Biden admin. reverses Trump-era ban on fetal tissue research
The National Institutes of Health on Friday decided to disband an independent advisory board that reviews applications for federal funding of projects outside the NIH that use fetal tissue from aborted babies in their research. The advisory board was established two years ago by former President Donald Trump.
The Trump administration’s policy required all applicants for NIH grants involving fetal tissue from elective abortions to be reviewed by an ethics board, but a notice released by the NIH Friday states that “HHS/NIH will not convene another NIH Human Fetal Tissue Research Ethics Advisory Board.”

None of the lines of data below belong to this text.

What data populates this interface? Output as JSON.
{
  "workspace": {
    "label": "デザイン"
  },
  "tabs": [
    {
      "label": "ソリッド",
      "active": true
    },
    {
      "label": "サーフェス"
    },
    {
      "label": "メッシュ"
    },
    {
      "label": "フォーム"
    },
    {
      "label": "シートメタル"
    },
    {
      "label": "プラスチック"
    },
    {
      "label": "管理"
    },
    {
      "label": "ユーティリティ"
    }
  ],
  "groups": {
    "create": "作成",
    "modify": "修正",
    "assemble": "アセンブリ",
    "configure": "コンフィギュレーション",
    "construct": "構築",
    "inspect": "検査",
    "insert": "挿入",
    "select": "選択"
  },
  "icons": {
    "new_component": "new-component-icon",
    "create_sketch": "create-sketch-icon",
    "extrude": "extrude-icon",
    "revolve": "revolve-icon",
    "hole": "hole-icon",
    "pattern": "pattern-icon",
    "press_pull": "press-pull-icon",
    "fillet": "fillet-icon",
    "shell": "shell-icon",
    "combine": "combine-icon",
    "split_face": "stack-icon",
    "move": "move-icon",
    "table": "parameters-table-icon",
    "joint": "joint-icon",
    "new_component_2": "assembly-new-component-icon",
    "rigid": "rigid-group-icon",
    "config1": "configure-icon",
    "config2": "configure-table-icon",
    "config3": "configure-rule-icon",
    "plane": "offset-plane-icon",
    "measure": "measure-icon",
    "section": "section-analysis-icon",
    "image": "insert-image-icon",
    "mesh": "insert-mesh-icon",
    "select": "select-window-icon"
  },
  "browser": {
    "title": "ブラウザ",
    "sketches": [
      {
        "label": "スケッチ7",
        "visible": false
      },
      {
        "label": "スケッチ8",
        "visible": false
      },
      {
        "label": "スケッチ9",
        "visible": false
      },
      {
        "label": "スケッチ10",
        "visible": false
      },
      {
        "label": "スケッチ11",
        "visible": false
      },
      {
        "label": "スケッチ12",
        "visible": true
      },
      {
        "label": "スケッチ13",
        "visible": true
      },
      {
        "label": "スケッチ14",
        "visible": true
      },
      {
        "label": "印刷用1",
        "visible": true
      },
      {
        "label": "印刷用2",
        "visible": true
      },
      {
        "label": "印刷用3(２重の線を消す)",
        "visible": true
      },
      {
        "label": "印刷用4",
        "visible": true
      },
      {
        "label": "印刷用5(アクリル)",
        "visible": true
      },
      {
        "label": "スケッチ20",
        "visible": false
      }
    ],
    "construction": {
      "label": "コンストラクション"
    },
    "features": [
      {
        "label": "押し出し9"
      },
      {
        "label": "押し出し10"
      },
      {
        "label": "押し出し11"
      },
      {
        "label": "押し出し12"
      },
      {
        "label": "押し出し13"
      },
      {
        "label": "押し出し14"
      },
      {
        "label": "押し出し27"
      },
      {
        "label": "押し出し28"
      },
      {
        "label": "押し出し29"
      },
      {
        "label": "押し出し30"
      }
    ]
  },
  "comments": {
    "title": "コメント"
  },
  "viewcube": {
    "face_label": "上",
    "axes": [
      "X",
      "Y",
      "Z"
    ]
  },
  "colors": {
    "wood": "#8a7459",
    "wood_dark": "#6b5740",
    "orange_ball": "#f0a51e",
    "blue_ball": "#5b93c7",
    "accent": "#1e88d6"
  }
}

It says, “HHS is reversing its 2019 decision that all research applications for NIH grants and contracts proposing the use of human fetal tissue from elective abortions will be reviewed by an Ethics Advisory Board.”
The notice adds, “NIH reminds the community of expectations to obtain informed consent from the donor for any NIH-funded research using human fetal tissue … and of continued obligations to conduct such research only in accord with any applicable federal, state, or local laws and regulations, including prohibitions on the payment of valuable consideration for such tissue.”
The National Right to Life Committee condemned “this sickening decision by the Biden administration.”
“Tiny human babies are aborted by abortionists and then exploited to be farmed for their organs and tissue for use in experiments,” Carol Tobias, president of National Right to Life, said in a statement. “The Biden administration and HHS Secretary Xavier Becerra have dismantled the process of making researchers meet any ethical standards when it comes to harvesting the body parts of aborted children for research.”
During a House Appropriations subcommittee hearing on Thursday, HHS Secretary Xavier Becerra had indicated that the NIH’s fetal tissue policy could change, The Hill reported.
“We applaud the Biden administration and Secretary Xavier Becerra for prioritizing science and reversing the Trump administration’s arbitrary barriers to both extramural and intramural researchers on the use of fetal tissue in scientific research,” Reps. Suzan DelBene, D-Wash., Mark Pocan, D-Wis., and Jan Schakowsky, D-Ill., leaders of a group of 26 Democratic House members calling for the lifting of the restriction on research involving fetal tissue from elective abortions, said.
Tom McClusky, president of March for Life Action, called it “a gross violation of human dignity,” in a statement to The Christian Post.
The ethics board had been set up by the Trump administration in 2019 to review applications for funding of such research conducted outside of NIH facilities. It recommended withholding federal funding from 13 out of 14 research proposals — through grants or contracts — involving the use of fetal tissue.